<!-- IMAGE -->
The United States is a world
leader in humanitarian mine action, having provided more than 1.5 billion
dollars since 1993 to mitigate the threat from landmines and explosive remnants
of war in nearly fifty countries. As such, the U.S. has sent an interagency
delegation of humanitarian mine action experts to observe the Second Review
Conference of the 1997 "Convention on the Prohibition of the Use,
Stockpiling, Production and Transfer of Anti-Personnel Mines and on their
Destruction."
Although not a State Party to this convention, the U.S. shares common cause
with all who seek to protect innocent civilians from indiscriminately-used
landmines and considers participation in this conference an opportunity to
engage on the future of mine action.
The U.S. continues to provide mine action assistance to many countries,
including Afghanistan, where landmines affect almost every province. On
average, nearly forty people a month are injured or killed by landmines and
unexploded ordnance in Afghanistan. Since 1993, the U.S. has provided more than
one-hundred eighty million dollars for humanitarian mine action in Afghanistan.

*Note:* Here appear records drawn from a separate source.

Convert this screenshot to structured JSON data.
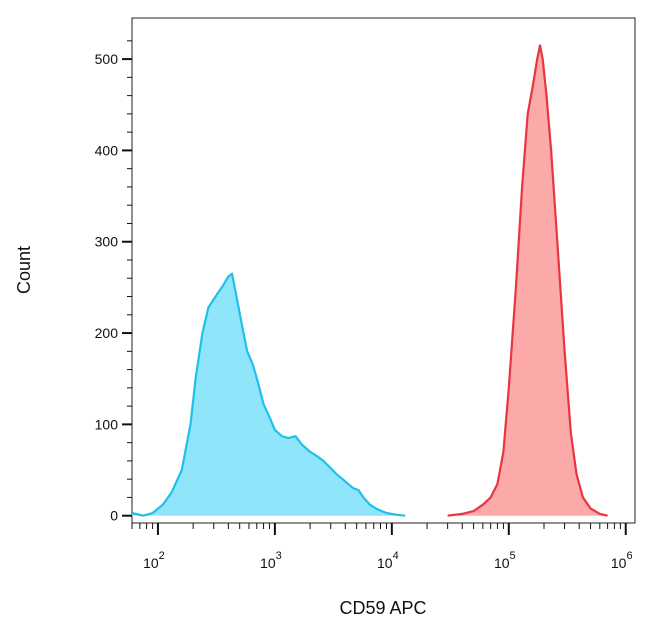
{
  "chart_data": {
    "type": "area",
    "title": "",
    "xlabel": "CD59 APC",
    "ylabel": "Count",
    "x_scale": "log",
    "xlim": [
      60,
      1200000
    ],
    "ylim": [
      -8,
      545
    ],
    "x_major_ticks": [
      {
        "value": 100,
        "base": "10",
        "exp": "2"
      },
      {
        "value": 1000,
        "base": "10",
        "exp": "3"
      },
      {
        "value": 10000,
        "base": "10",
        "exp": "4"
      },
      {
        "value": 100000,
        "base": "10",
        "exp": "5"
      },
      {
        "value": 1000000,
        "base": "10",
        "exp": "6"
      }
    ],
    "y_ticks": [
      {
        "value": 0,
        "label": "0"
      },
      {
        "value": 100,
        "label": "100"
      },
      {
        "value": 200,
        "label": "200"
      },
      {
        "value": 300,
        "label": "300"
      },
      {
        "value": 400,
        "label": "400"
      },
      {
        "value": 500,
        "label": "500"
      }
    ],
    "grid": false,
    "legend": "none",
    "series": [
      {
        "color_stroke": "#1fc0ea",
        "color_fill": "#8fe6fa",
        "x": [
          60,
          75,
          90,
          110,
          130,
          160,
          190,
          210,
          240,
          270,
          300,
          330,
          360,
          400,
          430,
          470,
          520,
          580,
          650,
          720,
          800,
          900,
          1000,
          1150,
          1300,
          1500,
          1700,
          2000,
          2300,
          2600,
          3000,
          3400,
          3800,
          4200,
          4700,
          5200,
          5700,
          6500,
          7500,
          9000,
          11000,
          13000
        ],
        "y": [
          3,
          0,
          3,
          12,
          25,
          50,
          100,
          150,
          200,
          228,
          237,
          245,
          252,
          262,
          265,
          240,
          210,
          180,
          165,
          145,
          122,
          108,
          94,
          87,
          85,
          87,
          78,
          70,
          65,
          60,
          52,
          45,
          40,
          35,
          30,
          28,
          20,
          12,
          7,
          3,
          1,
          0
        ]
      },
      {
        "color_stroke": "#e8353f",
        "color_fill": "#fba9a9",
        "x": [
          30000,
          40000,
          50000,
          60000,
          70000,
          80000,
          90000,
          100000,
          115000,
          130000,
          145000,
          160000,
          175000,
          185000,
          195000,
          210000,
          230000,
          260000,
          300000,
          340000,
          380000,
          430000,
          500000,
          600000,
          700000
        ],
        "y": [
          0,
          2,
          5,
          12,
          20,
          35,
          70,
          140,
          250,
          360,
          440,
          470,
          500,
          515,
          500,
          460,
          400,
          300,
          180,
          90,
          45,
          20,
          8,
          2,
          0
        ]
      }
    ]
  }
}
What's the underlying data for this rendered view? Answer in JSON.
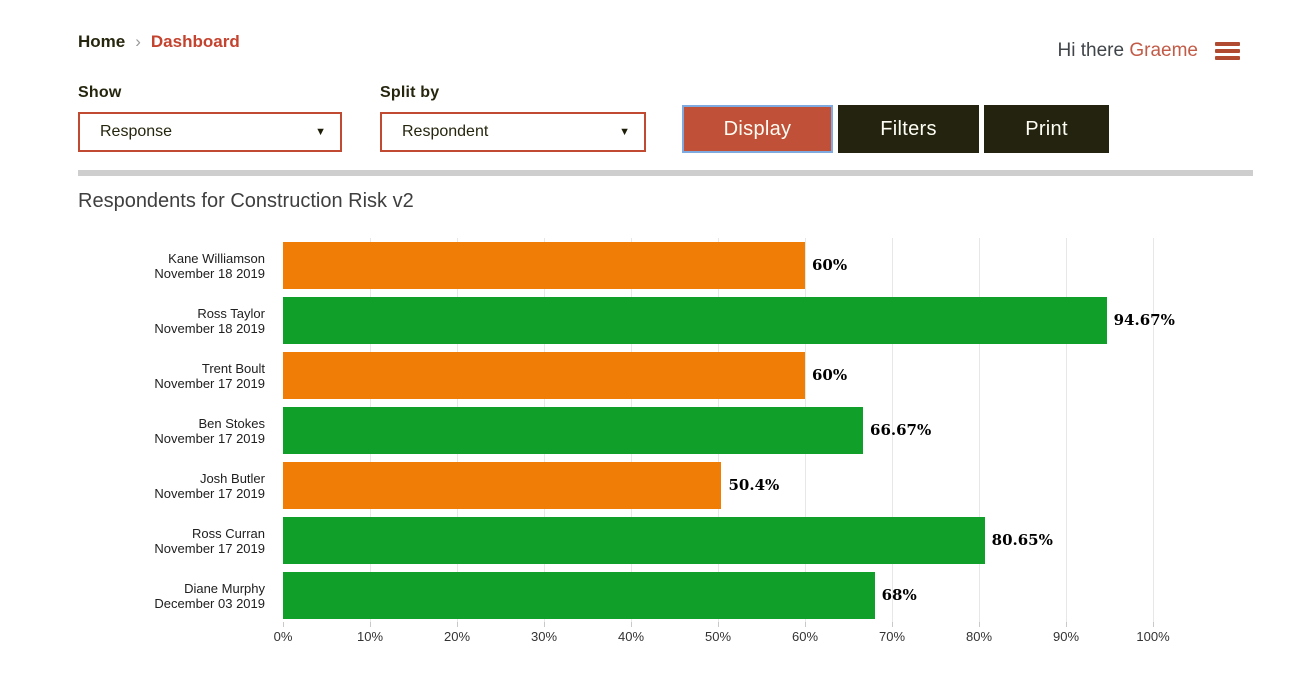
{
  "header": {
    "breadcrumb": {
      "home": "Home",
      "separator": "›",
      "current": "Dashboard"
    },
    "greeting": {
      "prefix": "Hi there ",
      "username": "Graeme"
    },
    "menu_icon": "hamburger-icon"
  },
  "controls": {
    "show": {
      "label": "Show",
      "value": "Response",
      "caret_icon": "▼"
    },
    "split_by": {
      "label": "Split by",
      "value": "Respondent",
      "caret_icon": "▼"
    },
    "buttons": {
      "display": "Display",
      "filters": "Filters",
      "print": "Print"
    }
  },
  "chart_data": {
    "type": "bar",
    "orientation": "horizontal",
    "title": "Respondents for Construction Risk v2",
    "xlabel": "",
    "ylabel": "",
    "xlim": [
      0,
      100
    ],
    "grid": true,
    "x_ticks": [
      "0%",
      "10%",
      "20%",
      "30%",
      "40%",
      "50%",
      "60%",
      "70%",
      "80%",
      "90%",
      "100%"
    ],
    "bar_colors": {
      "orange": "#f07e06",
      "green": "#10a02a"
    },
    "rows": [
      {
        "name": "Kane Williamson",
        "date": "November 18 2019",
        "value": 60,
        "label": "60%",
        "color": "#f07e06"
      },
      {
        "name": "Ross Taylor",
        "date": "November 18 2019",
        "value": 94.67,
        "label": "94.67%",
        "color": "#10a02a"
      },
      {
        "name": "Trent Boult",
        "date": "November 17 2019",
        "value": 60,
        "label": "60%",
        "color": "#f07e06"
      },
      {
        "name": "Ben Stokes",
        "date": "November 17 2019",
        "value": 66.67,
        "label": "66.67%",
        "color": "#10a02a"
      },
      {
        "name": "Josh Butler",
        "date": "November 17 2019",
        "value": 50.4,
        "label": "50.4%",
        "color": "#f07e06"
      },
      {
        "name": "Ross Curran",
        "date": "November 17 2019",
        "value": 80.65,
        "label": "80.65%",
        "color": "#10a02a"
      },
      {
        "name": "Diane Murphy",
        "date": "December 03 2019",
        "value": 68,
        "label": "68%",
        "color": "#10a02a"
      }
    ]
  },
  "colors": {
    "accent_red": "#c4432f",
    "display_button_bg": "#c05038",
    "display_button_focus_border": "#7faadf",
    "dark_button_bg": "#23230f",
    "divider": "#cecece",
    "gridline": "#e7e7e7"
  }
}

Over the last twenty years, more than one-thousand five-hundred square
kilometers of land have been cleared.
In Angola, forty years of conflict have left behind a deadly legacy of
abandoned landmines and unexploded munitions. In 2009, 5.8 million dollars in
U.S. Humanitarian Mine Action aid helped Angola clear over 1 million square
meters of land of landmines and unexploded munitions. Since 1995, the U.S. has
contributed nearly seventy million dollars to help in the removal of landmines
and destruction of excess munitions and unexploded ordnance in Angola.
Three decades of war have left Cambodia severely affected by landmines and
explosive-renmants of war. Assistance from the U.S. and other donors has
significantly reduced the annual casualty rate. In 2009, the U.S. State
Department's Office of Weapons Removal and Abatement allotted more than 5.7
million dollars for humanitarian mine and unexploded ordnance action in
Cambodia.
The United States is committed to mitigating the threat from landmines and
explosive remnants of war wherever they occur.